It's Saturday, in the seam between afternoon and evening. On the pitted asphalt outside VAST Space Projects, you encounter Max Presneill, a motive force behind MAS Vegas, about which more in a minute. Around you, arty types from Vegas and L.A. chat and drink in the pre-dusk swelter, clustering beside the food truck out front, inside the art-crammed warehouse, by the performance-art BBQ in the back (mmm, tasty brisket of art!). Inside, the walls and floors are packed with such a disarray of paintings, sculpture, video and sound pieces, unclassifiable hybrids — all of it so aesthetically and politically diverse that no theme, scheme or meme could tie everything together — that you overheard two artists debating about which combination of drugs a viewer would need to properly experience it. (LSD and meth, it seems.) There's enough work in there to render VAST's 5,000 square feet decidedlyunvast.
Which brings us back to Max: An artist and a curator at the Torrence Art Museum in California, he presents as a convivial Brit, bouncy of demeanor, arriving a tad late, rumor has it, thanks to some footy on the telly. After a brief exchange, you say something innocuous — I really enjoyed this exhibition — and he gently stops you. Your casual use of "exhibition" suggests that you may have missed the point. The fertile variety of the art, the scrum-like muchness of it all, as well as the hey-let's-put-on-a-show style of presentation, is meant to be the very opposite of a curated, filtered, scholarly exhibition. Better phrasing: "A social gathering with art." He nods approvingly. Kick save at the net!
The MAS in MAS Vegas stands for Mutual Admiration Society, and, as explained by artist Mike Dommermuth, onetime Las Vegan, longtime Angelo, it works like this: Max and the other L.A.-based organizers invite a few artists to participate; those artists invite a few more; and so on, until critical mass is achieved. Same thing happens in whichever target city MAS has chosen. Then, the two scenes converge for one night. Later, VAST owner Shannon McMackin will chose 10 of the Las Vegas artists for a show called MAS Attack, in Torrence, in August.

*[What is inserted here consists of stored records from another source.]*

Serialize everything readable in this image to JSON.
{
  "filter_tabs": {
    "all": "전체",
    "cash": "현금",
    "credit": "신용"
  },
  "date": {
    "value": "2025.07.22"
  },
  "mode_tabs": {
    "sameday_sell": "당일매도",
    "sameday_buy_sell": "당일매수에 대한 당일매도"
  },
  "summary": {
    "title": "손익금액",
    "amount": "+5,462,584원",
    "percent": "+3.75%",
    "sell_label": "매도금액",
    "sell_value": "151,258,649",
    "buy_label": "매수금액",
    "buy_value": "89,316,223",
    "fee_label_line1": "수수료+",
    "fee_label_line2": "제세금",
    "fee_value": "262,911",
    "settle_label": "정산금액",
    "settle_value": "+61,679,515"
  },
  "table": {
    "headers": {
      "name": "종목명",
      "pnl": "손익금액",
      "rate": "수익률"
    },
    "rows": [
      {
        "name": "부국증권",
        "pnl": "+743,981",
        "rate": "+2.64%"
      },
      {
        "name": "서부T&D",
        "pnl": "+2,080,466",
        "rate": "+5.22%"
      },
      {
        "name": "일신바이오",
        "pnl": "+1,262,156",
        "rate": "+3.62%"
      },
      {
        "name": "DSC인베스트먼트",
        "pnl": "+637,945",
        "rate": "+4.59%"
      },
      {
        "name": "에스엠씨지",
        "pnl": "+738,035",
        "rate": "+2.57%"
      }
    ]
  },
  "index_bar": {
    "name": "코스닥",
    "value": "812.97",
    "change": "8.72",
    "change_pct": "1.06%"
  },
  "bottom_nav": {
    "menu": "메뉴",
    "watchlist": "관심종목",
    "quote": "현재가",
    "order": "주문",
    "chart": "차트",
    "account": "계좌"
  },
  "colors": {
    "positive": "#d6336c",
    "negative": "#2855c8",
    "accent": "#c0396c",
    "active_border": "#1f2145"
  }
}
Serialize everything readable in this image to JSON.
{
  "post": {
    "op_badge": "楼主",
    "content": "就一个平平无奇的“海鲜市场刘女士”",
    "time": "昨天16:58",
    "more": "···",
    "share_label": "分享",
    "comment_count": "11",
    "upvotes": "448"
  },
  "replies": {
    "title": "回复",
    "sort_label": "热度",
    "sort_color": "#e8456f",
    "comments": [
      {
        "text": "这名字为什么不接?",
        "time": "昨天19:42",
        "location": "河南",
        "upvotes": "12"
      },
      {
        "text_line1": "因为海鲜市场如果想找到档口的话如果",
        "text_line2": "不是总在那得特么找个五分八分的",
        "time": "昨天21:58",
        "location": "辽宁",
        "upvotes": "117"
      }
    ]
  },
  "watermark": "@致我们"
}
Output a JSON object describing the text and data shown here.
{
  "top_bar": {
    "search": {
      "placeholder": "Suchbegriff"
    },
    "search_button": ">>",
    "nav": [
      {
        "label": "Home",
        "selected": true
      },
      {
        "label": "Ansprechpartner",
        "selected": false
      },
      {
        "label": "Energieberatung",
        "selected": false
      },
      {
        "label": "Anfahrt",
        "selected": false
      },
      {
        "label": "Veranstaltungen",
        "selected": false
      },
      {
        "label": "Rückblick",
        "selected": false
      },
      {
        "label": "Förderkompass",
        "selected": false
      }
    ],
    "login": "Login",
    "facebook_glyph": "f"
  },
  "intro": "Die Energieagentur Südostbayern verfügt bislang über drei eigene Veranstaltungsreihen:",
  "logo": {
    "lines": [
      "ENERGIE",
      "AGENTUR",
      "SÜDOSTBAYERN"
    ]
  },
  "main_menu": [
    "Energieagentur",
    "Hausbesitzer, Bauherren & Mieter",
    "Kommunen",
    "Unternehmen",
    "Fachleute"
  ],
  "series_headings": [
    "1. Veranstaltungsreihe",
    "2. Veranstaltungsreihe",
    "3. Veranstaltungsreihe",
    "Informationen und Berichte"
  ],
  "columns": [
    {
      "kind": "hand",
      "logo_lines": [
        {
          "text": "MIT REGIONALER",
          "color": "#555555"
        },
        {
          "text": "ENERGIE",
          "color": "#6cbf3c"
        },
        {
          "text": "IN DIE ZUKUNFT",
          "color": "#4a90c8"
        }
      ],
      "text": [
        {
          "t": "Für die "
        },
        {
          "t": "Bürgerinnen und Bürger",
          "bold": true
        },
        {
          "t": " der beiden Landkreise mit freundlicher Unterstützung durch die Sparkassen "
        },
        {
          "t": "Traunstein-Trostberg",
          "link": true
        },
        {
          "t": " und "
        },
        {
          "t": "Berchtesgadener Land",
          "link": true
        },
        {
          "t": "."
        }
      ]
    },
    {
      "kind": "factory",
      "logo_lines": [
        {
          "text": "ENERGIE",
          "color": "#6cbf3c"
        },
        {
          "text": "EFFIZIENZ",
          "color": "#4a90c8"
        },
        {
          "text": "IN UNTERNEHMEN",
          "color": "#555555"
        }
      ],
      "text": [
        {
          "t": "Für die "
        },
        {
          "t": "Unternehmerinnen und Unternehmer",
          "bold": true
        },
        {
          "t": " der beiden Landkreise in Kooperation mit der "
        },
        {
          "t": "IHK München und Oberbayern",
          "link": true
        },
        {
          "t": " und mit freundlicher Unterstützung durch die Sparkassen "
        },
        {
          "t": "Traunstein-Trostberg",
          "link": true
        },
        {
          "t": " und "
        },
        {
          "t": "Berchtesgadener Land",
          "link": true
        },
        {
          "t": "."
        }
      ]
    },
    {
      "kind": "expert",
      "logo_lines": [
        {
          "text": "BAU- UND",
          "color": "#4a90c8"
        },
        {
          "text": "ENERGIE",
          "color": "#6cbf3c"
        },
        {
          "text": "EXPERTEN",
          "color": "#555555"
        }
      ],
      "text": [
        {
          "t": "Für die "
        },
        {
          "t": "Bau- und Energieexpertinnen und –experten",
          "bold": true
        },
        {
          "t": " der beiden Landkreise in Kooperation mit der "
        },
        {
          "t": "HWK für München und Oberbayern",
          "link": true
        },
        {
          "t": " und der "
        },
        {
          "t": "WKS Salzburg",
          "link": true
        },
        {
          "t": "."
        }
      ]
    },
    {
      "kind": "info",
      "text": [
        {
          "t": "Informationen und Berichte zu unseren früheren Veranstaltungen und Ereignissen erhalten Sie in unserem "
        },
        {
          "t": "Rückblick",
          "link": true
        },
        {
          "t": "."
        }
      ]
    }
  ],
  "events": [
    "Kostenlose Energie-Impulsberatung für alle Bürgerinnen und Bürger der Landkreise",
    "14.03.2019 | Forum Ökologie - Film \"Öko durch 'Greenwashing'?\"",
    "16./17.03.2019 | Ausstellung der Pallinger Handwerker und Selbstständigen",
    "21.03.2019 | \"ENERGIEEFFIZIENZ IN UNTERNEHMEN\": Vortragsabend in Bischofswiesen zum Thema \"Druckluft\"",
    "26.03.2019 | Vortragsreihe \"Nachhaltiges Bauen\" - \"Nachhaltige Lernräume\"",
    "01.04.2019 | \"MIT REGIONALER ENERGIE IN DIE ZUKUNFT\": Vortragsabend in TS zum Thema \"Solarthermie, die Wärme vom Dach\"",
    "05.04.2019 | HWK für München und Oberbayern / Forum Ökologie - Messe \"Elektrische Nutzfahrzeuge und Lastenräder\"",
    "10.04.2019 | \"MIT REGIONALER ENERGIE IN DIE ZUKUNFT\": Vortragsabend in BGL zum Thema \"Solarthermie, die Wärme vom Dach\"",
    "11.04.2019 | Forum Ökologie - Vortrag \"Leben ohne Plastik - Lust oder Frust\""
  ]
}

Saturday represented a rather unprecedented mingling of the Vegas and L.A. art scenes, though not entirely out of keeping for VAST, which has repeatedly benefited from McMackin's connection to Los Angeles — 2013's stellar Tenth Circle exhibition being a great example among several. So it was a good exercise in a bridge-building, idea-exchange kind of way. But it also proposed a looser, event-driven way to display art, placing a premium on its social dimension without downplaying its importance. "Like First Friday," someone murmured. "In a good way," someone answered.
The art of MAS Vegas defies easy summary: on the floor, a grid of empty bullet shells (some of them kicked over as the evening wore on); a video of a sobbing woman; paintings of every imaginable description. Out back, at the BBQ station, artist (and Desert Companion designer) Brent Holmes served brisket, accompanied by a video that juxtaposed his own African-American family having a Texas cookout with Cliven Bundy's comments on "the Negro."
Two standout pieces utilized sound. Las Vegan David Sanchez Burr set up a miniature dining-room set, table and chairs, made of gypsum crystal, which would be rattled apart by noise from an adjacent speaker. Draw your own metaphors. Outside, an urgent industrial throb poured from a tiny alcove in the building's front wall. Within, artist Grant Tyler had set up a sound system to play a composition he began writing the day after Philip Seymour Hoffman died. Viewers were invited to tinker with the sound system — plink on the keyboard, twirl knobs on a sound mixer — to add permanent changes to the music. After a couple hours of this, it no longer resembled the initial composition. As the sun sets and the crowd thickens, Tyler tells you he was inspired by something Burr had once told him: "Art made by artists is boring; art made by people using the artist's ideas is interesting." And so it is.
"I loved being in the position of having no control," McMackin said afterward. "You can't and shouldn't choreograph inherent chaos." Although it was meant to be a one-night event, McMackin plans to keep a selection of the MAS Vegas works on display for a few more weeks.